Facebook fait de la discrimination raciale dans ses publicités

Nicolas Bariteau

Écrit par Nicolas Bariteau

Le système publicitaire de Facebook permet aux annonceurs d’exclure les noirs, les hispaniques et d’autres « affinités ethniques » de l’affichage de leurs publicités.

Le système publicitaire de Facebook dans l’illégalité face aux discriminations

Que se passerait-il si un journal offrait aux annonceurs la possibilité de placer des annonces uniquement dans des exemplaires qui allaient aux lecteurs blancs ? Le scandale serait assuré et ce journal boycotté. Figurez-vous que c’est ce que Facebook fait aujourd’hui en octobre 2016. Selon un article récent paru dans Propublica, Facebook lets advertisers exclude users by race, le réseau social leader permet non seulement aux annonceurs de cibler les utilisateurs en fonction de leurs intérêts ou de leurs antécédents, mais il donne également aux annonceurs la possibilité d’exclure des groupes spécifiques qu’il appelle « affinités ethniques ». Les publicités qui excluent les personnes en fonction de leur race, de leur sexe et d’autres facteurs sensibles sont pourtant interdites par la loi fédérale en matière de logement et d’emploi.

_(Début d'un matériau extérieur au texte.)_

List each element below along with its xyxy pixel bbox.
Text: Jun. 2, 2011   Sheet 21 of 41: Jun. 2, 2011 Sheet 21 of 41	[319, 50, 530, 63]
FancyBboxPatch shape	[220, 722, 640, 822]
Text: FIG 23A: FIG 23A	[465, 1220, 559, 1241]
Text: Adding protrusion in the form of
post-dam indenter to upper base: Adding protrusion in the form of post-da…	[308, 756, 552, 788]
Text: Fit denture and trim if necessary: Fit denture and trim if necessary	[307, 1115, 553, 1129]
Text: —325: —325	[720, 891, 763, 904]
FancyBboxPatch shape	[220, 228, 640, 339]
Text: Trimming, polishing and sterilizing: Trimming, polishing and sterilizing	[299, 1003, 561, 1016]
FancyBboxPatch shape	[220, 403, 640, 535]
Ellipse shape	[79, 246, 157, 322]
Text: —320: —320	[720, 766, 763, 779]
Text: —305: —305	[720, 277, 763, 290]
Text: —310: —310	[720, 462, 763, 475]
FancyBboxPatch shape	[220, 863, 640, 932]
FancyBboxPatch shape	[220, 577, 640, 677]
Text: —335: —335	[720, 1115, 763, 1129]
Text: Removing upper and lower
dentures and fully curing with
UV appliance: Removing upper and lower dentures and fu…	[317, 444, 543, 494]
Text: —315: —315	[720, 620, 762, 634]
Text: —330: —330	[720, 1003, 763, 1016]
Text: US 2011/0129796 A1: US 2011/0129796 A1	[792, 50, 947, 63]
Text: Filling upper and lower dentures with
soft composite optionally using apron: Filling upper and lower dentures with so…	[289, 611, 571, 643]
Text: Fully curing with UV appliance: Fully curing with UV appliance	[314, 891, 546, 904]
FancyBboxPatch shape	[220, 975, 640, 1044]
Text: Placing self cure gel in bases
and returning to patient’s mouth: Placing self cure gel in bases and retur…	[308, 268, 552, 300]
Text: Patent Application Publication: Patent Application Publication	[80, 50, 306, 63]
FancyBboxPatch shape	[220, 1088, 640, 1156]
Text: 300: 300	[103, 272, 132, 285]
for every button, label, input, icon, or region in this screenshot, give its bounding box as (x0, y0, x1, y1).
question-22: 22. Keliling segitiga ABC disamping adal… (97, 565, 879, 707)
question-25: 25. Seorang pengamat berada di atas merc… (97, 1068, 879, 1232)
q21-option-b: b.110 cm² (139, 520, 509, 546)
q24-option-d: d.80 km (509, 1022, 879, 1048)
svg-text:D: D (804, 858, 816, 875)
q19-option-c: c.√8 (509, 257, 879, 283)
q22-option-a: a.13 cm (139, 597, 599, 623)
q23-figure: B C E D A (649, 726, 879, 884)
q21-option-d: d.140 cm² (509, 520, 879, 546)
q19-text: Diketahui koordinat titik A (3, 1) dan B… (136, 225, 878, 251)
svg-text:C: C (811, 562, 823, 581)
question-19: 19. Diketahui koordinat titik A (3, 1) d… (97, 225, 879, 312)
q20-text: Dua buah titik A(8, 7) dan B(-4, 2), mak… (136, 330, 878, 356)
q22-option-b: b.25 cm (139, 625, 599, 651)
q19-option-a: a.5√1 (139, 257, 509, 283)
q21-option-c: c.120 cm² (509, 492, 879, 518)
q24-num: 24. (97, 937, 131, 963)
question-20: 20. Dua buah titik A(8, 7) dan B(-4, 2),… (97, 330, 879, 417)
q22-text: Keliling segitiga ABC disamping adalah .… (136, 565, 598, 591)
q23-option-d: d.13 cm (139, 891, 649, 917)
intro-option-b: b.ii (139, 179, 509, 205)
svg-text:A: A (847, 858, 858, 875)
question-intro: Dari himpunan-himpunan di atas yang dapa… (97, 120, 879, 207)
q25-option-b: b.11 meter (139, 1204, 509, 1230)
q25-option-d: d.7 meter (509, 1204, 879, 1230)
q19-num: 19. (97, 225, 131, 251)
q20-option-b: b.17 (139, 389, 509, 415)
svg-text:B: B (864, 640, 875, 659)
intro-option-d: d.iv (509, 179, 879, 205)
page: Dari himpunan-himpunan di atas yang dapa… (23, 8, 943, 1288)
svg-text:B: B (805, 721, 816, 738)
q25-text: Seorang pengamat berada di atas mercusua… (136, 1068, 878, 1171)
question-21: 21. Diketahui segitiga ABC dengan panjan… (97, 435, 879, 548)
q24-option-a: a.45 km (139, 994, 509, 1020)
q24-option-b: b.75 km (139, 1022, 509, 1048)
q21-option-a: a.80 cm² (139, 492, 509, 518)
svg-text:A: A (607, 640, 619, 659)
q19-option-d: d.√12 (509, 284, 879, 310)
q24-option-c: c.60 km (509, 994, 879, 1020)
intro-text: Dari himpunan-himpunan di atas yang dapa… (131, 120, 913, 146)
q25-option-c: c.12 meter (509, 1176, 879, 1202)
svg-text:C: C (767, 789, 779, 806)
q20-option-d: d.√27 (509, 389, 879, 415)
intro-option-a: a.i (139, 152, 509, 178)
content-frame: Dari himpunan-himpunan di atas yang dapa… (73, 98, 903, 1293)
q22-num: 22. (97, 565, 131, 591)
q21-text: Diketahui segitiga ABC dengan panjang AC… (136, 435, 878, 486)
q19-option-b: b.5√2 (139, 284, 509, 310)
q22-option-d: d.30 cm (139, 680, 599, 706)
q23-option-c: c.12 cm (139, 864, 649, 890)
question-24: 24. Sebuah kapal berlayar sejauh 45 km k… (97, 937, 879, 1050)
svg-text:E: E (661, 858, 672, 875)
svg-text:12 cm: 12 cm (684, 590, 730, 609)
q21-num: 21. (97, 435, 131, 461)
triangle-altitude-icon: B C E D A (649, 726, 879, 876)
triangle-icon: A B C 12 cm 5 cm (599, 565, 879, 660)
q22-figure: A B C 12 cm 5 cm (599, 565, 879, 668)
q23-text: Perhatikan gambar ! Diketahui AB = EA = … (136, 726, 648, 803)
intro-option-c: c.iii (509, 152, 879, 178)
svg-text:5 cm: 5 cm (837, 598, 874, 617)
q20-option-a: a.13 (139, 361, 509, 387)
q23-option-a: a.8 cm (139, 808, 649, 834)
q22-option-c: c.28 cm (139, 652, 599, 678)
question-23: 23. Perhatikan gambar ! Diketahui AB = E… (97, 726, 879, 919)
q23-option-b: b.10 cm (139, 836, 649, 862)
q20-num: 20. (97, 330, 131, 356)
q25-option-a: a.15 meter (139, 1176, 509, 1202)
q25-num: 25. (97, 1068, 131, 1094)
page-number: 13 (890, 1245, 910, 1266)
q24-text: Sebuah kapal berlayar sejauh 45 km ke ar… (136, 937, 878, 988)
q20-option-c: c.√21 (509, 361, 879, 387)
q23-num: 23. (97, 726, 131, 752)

Afin de tester le système publicitaire de Facebook et d’identifier les éventuelles discriminations possibles, les journalistes ont acheté une publicité dans les catégories de logements de Facebook via le portail publicitaire de l’entreprise. Cette annonce s’adressait aux membres de Facebook qui étaient à la recherche d’un logement et excluait toute personne ayant une « affinité » pour les Afro-Américains, les Asiatiques-Américains ou les Hispaniques. Suite aux résultats, ils ont montré les options d’exclusion raciale de Facebook à un éminent avocat en droits civils John Relman, qui a déclaré, scandalisé : « C’est horrible. C’est massivement illégal. C’est une violation aussi flagrante de la Loi fédérale sur le logement équitable qu’on peut le constater. »

Voici une capture d’écran de l’annonce :

annonces publicitaires dicrimatoires de Facebook

Facebook est donc en violation des lois fédérales américaines. La Fair Housing Act de 1968 rend illégal « de faire, d’imprimer ou de publier, ou de faire imprimer ou de publier tout avis, déclaration ou annonce, concernant la vente ou la location d’un logement qui indique une préférence, une limitation ou une discrimination fondée sur la race, la couleur, la religion, le sexe, le handicap, la situation familiale ou l’origine nationale ». Les contrevenants peuvent être passibles de dizaines de milliers de dollars d’amendes. La loi sur les droits civils de 1964 interdit également « l’impression ou la publication d’avis ou d’annonces indiquant une préférence, une limitation, une spécification ou une discrimination interdites » dans le recrutement d’emplois.

Facebook, du microciblage publicitaire à la discrimination

Le modèle d’affaires de Facebook est fondé sur la possibilité pour les annonceurs de cibler des groupes spécifiques – ou, apparemment, d’exclure des groupes spécifiques – en utilisant d’énormes quantités de données personnelles que l’entreprise a recueillies sur ses utilisateurs. Le microciblage de Facebook est particulièrement utile pour les annonceurs qui cherchent à atteindre des publics de niche, tels que les électeurs de l’État pivot préoccupés par le changement climatique. ProPublica a récemment offert un outil permettant aux utilisateurs de voir comment Facebook les catégorise. Ses journalistes ont trouvé près de 50 000 catégories uniques dans lesquelles Facebook place ses utilisateurs.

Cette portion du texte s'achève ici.